Identification of impurities: Use the chromatogram obtained with reference solution (b) to identify the peaks due to impurities A and B.
Relative retention: With reference to phenobarbital (retention time = about 13 min): impurity A = about 0.29; impurity B = about 0.32.
System suitability: Reference solution (b):
— resolution: minimum 1.5 between the peaks due to impurities A and B.
Calculation of percentage contents:
— for impurity A, use the concentration of impurity A in reference solution (b);
— for impurity B, use the concentration of impurity B in reference solution (b);
— for impurities other than A and B, use the concentration of phenobarbital sodium in reference solution (a).
Limits:
— impurities A, B: for each impurity, maximum 0.15 per cent;
— unspecified impurities: for each impurity, maximum 0.10 per cent;
— total: maximum 0.2 per cent;
— reporting threshold: 0.05 per cent.
Loss on drying (2.2.32)
Maximum 7.0 per cent, determined on 0.500 g by drying in an oven at 150 °C for 4 h.
ASSAY
Liquid chromatography (2.2.29) as described in the test for related substances with the following modifications.
Injection: 10 μL of test solution (b) and reference solution (c).

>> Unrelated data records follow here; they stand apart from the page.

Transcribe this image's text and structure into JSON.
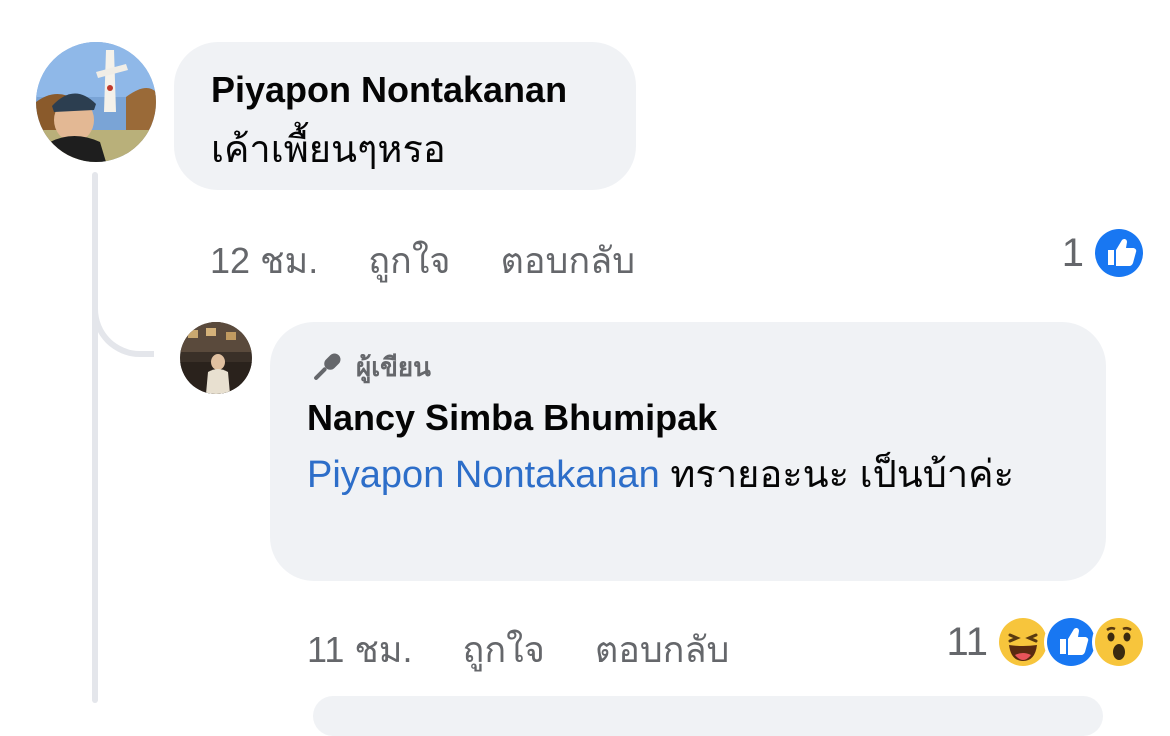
{
  "comments": [
    {
      "author": "Piyapon Nontakanan",
      "text": "เค้าเพื้ยนๆหรอ",
      "time": "12 ชม.",
      "like_label": "ถูกใจ",
      "reply_label": "ตอบกลับ",
      "reaction_count": "1",
      "reactions": [
        "like-icon"
      ]
    },
    {
      "badge": "ผู้เขียน",
      "author": "Nancy Simba Bhumipak",
      "mention": "Piyapon Nontakanan",
      "text": " ทรายอะนะ เป็นบ้าค่ะ",
      "time": "11 ชม.",
      "like_label": "ถูกใจ",
      "reply_label": "ตอบกลับ",
      "reaction_count": "11",
      "reactions": [
        "haha-icon",
        "like-icon",
        "wow-icon"
      ]
    }
  ],
  "colors": {
    "bubble": "#f0f2f5",
    "meta_text": "#65676b",
    "mention": "#2d6ec9",
    "like_blue": "#1877f2",
    "thread_line": "#e4e6eb"
  }
}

Run time: 1.5 times the retention time of phenobarbital.
Calculate the percentage content of C12H11N2NaO3 taking into account the assigned content of phenobarbital CRS and a conversion factor of 1.095.
STORAGE
In an airtight container.
IMPURITIES
Specified impurities A, B. Other detectable impurities (the following substances would, if present at a sufficient level, be detected by one or other of the tests in the monograph. They are limited by the general acceptance criterion for other/unspecified impurities and/or by the general monograph Substances for pharmaceutical use (2034). It is therefore not necessary to identify these impurities for demonstration of compliance. See also 5.10. Control of impurities in substances for pharmaceutical use) C, E.
A. (5RS)-5-ethyl-2,6-diimino-5-phenyltetrahydropyrimidin-4(1H)-one,
B. (5RS)-5-ethyl-6-imino-5-phenyldihydropyrimidine-2,4(1H,3H)-dione,
C. 5-methyl-5-phenylpyrimidine-2,4,6(1H,3H,5H)-trione,
E. (2RS)-N-carbamimidoyl-2-phenylbutanamide.